Have you ever felt a holiday hangover? Where you found it hard to get back into the grind because your mind is still on vacation? Hotels.com has created a campaign in Japan that offers travellers a cheeky solution to the problem.
Its latest campaign includes a video chronicling the difficult life of a family following a holiday, with the parents experiencing hallucinations of their trip at work and at home. At the end of the video, Hotels.com suggests that the only medicine to cure their “post-travel withdrawal syndrome” (PTWS), is to book another holiday!
“PTWS affects all travellers to some extent – we do strange things including speaking in a foreign language and accent or mimicking the behaviour from cultures which we have experienced. Looking to better understand PTWS, we recognised that it is in fact a good thing, as it means travellers had a great time,” said Zoe Chan, head of PR and social, APAC of Hotels.com.

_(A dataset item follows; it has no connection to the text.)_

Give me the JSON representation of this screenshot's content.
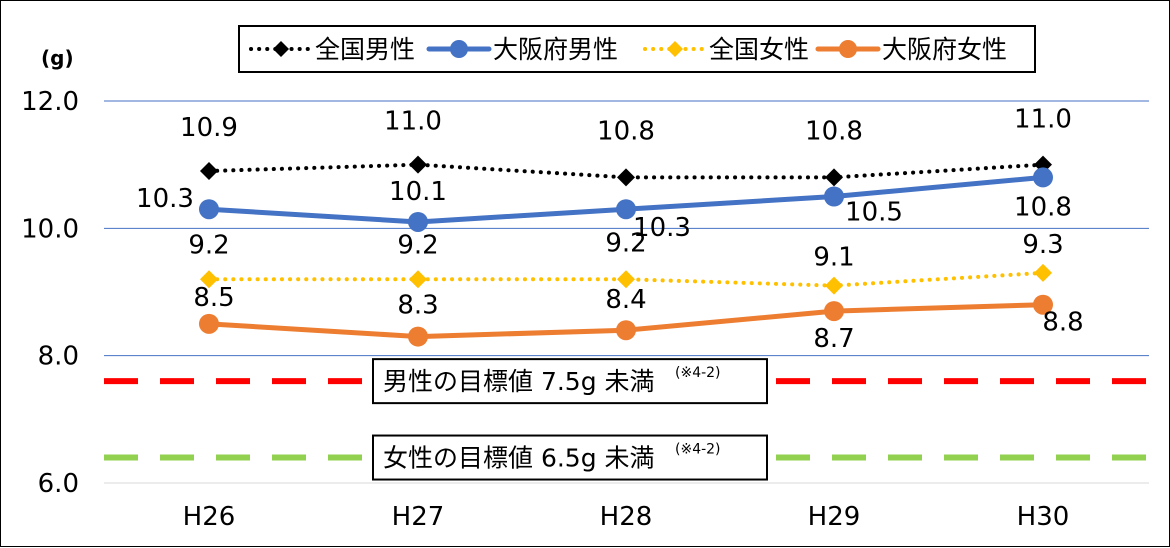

In addition to the video, the travel booking brand has also launched a micro-website that offers a tool to diagnose users’ PTWS types. The site also offers a discount code to test participants as well as a lucky draw for a free trip.
The campaign is now running in Japan, and will be rolled out in South Korea and Taiwan on 28 January and 31 January respectively.
Hotels.com has conducted a survey about PTWS in Japan, South Korea, and Taiwan aged from 18 to 55 years old. Featuring 500 respondents from each country, the survey found that out of the millennial travellers asked, 91% of Taiwanese respondents, 78% of South Korean respondents, and 62% of Japanese respondents, had previously experienced post-travel depression.
About 70% of Japanese millennials also revealed that post-travel depression was the most intense after a quick getaway of only one to three days.
As for the causes of post-travel depression; 53% of respondents said they missed the freedom of their holidays, 40% said their holidays were too short-lived, while 38% said they missed the novelty of a new place or experience.|
Lastly, 30% said they would conduct some research for their next holiday to overcome it, while 22% would even book their next trip to tackle the post-travel depression.